La época más fructífera de Miguel de Cervantes se desarrolla a caballo entre el Renacimiento y las primeras formas del Barroco, de modo que en su importante producción, se pueden encontrar rasgos de dos épocas que a la vez se contraponen y complementan. Cervantes cultivó los tres grandes géneros literarios; poesía, teatro y novela con gran empeño, aunque con resultados distintos. Ya en las crónicas de su tiempo, fue menospreciado como poeta, cuestionado como dramaturgo y admirado como novelista.

Primera edición del Quijote
Su gran obra, "El Ingenioso Hidalgo Don Quijote de la Mancha", que consta de dos partes publicadas en 1605 y 1615, se considera la primera gran novela de la literatura universal, siendo el libro más editado y traducido de la historia. Cervantes escribe una sátira corrosiva de las novelas de caballerías de una forma tragicómica, a la vez que explora el alma y el pensamiento de sus dos personajes, el iluminado Alonso Quijano y su prosaico escudero Sancho Panza. Según el propio Cervantes manifiesta en el prólogo, "mi intención es derribar la máquina mal fundada de estos libros caballerescos".

Entre otras aportaciones más, el Quijote ofrece también un panorama de la sociedad española de los siglos XVI y XVII, con personajes de diversas clases sociales, representación de las más variadas profesiones y oficios y muestras de costumbres y creencias populares a lo largo de un amplio recorrido por la geografía española.

En poco sobrevivió Cervantes a la publicación de la segunda parte de las aventuras del caballero de La Mancha, pues al año siguiente, el 22 de abril, a la edad de 68 años, falleció en su casa de Madrid, asistido por su esposa y una de sus sobrinas, envuelto en su hábito franciscano, ya que era novicio de dicha orden. Al día siguiente, el 23 de abril de 1616, fue enterrado en el convento de las Trinitarias Descalzas. Esta fecha ha quedado establecida como el "Día Internacional del Libro" por la Unesco, en conmemoración de tres grandes escritores: Miguel de Cervantes Saavedra, William Shakespeare y el Inca Garcilaso de la Vega, que por caprichos de la historia, fallecieron en el mismo día y año.
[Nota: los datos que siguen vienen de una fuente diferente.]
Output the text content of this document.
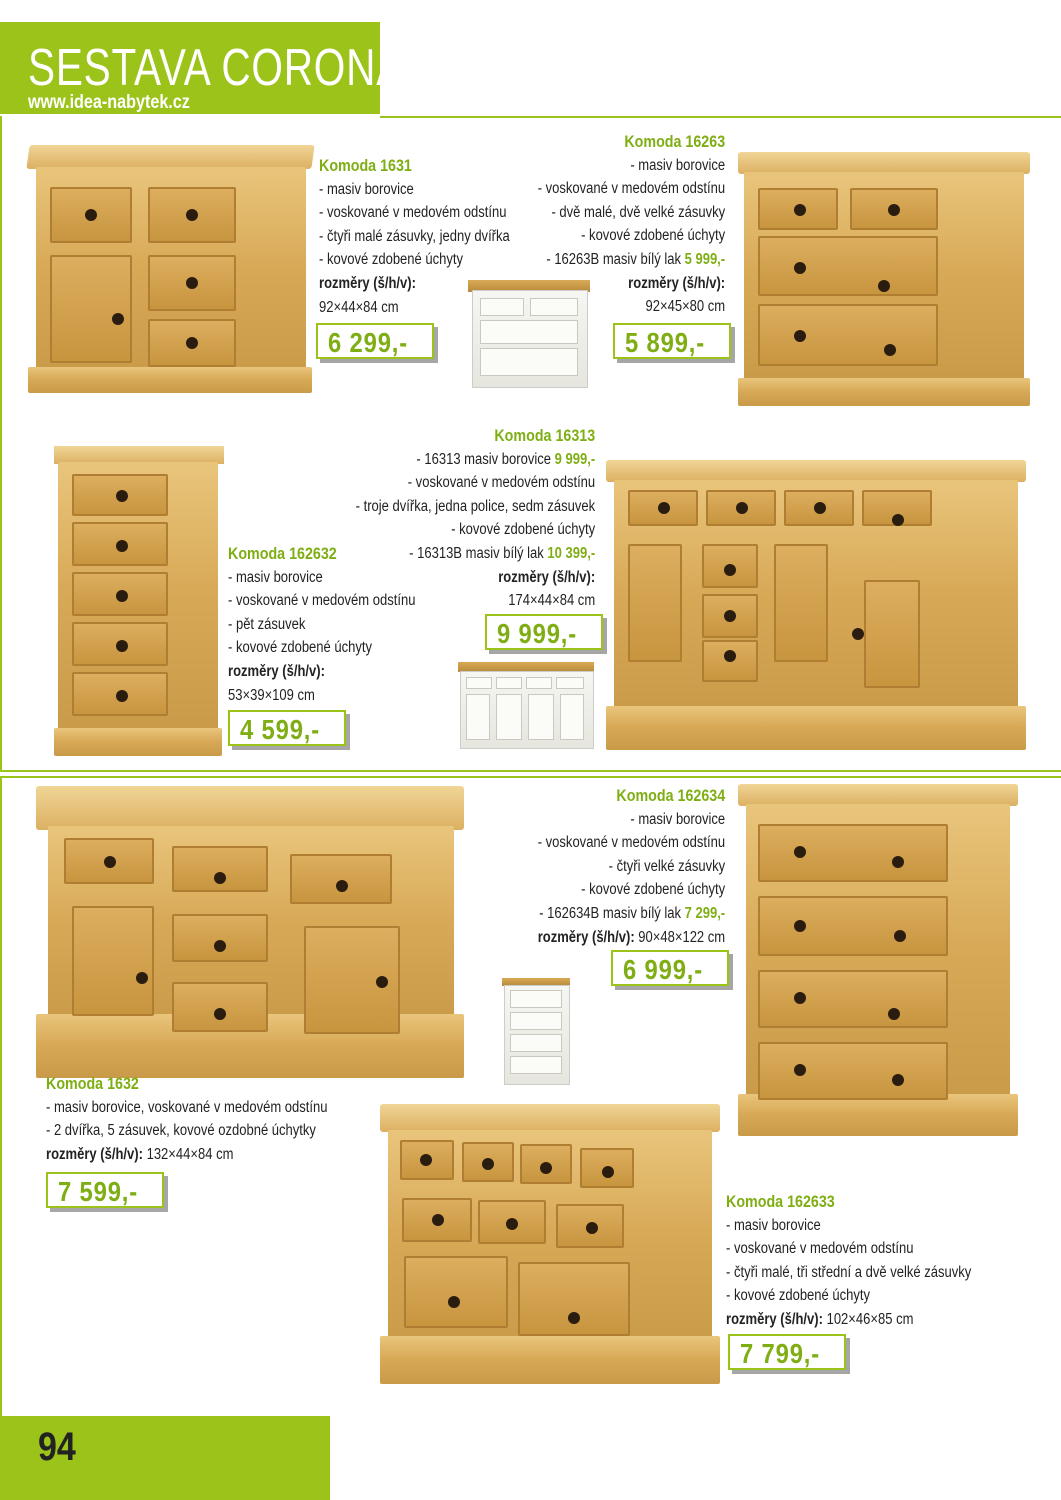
SESTAVA CORONA
www.idea-nabytek.cz
Komoda 1631
- masiv borovice
- voskované v medovém odstínu
- čtyři malé zásuvky, jedny dvířka
- kovové zdobené úchyty
rozměry (š/h/v):
92×44×84 cm
6 299,-
Komoda 16263
- masiv borovice
- voskované v medovém odstínu
- dvě malé, dvě velké zásuvky
- kovové zdobené úchyty
- 16263B masiv bílý lak 5 999,-
rozměry (š/h/v):
92×45×80 cm
5 899,-
Komoda 16313
- 16313 masiv borovice 9 999,-
- voskované v medovém odstínu
- troje dvířka, jedna police, sedm zásuvek
- kovové zdobené úchyty
- 16313B masiv bílý lak 10 399,-
rozměry (š/h/v):
174×44×84 cm
9 999,-
Komoda 162632
- masiv borovice
- voskované v medovém odstínu
- pět zásuvek
- kovové zdobené úchyty
rozměry (š/h/v):
53×39×109 cm
4 599,-
Komoda 162634
- masiv borovice
- voskované v medovém odstínu
- čtyři velké zásuvky
- kovové zdobené úchyty
- 162634B masiv bílý lak 7 299,-
rozměry (š/h/v): 90×48×122 cm
6 999,-
Komoda 1632
- masiv borovice, voskované v medovém odstínu
- 2 dvířka, 5 zásuvek, kovové ozdobné úchytky
rozměry (š/h/v): 132×44×84 cm
7 599,-	Komoda 162633
- masiv borovice
- voskované v medovém odstínu
- čtyři malé, tři střední a dvě velké zásuvky
- kovové zdobené úchyty
rozměry (š/h/v): 102×46×85 cm
7 799,-
94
Ahora con la aparición y certificación de sus restos, se puede con propiedad, dar por cerrado el ciclo de la vida y la muerte del más universal autor de nuestra literatura.  A la vez se abre el proceso de mercantilizar el hallazgo. La tumba de William Shakespeare en Stratford, recibe cada año 250.000 visitantes, así que si las cosas se hacen bien, Madrid ganará un nuevo foco de atracción turística y las monjitas una buena fuente de ingresos, que bien les vendrá.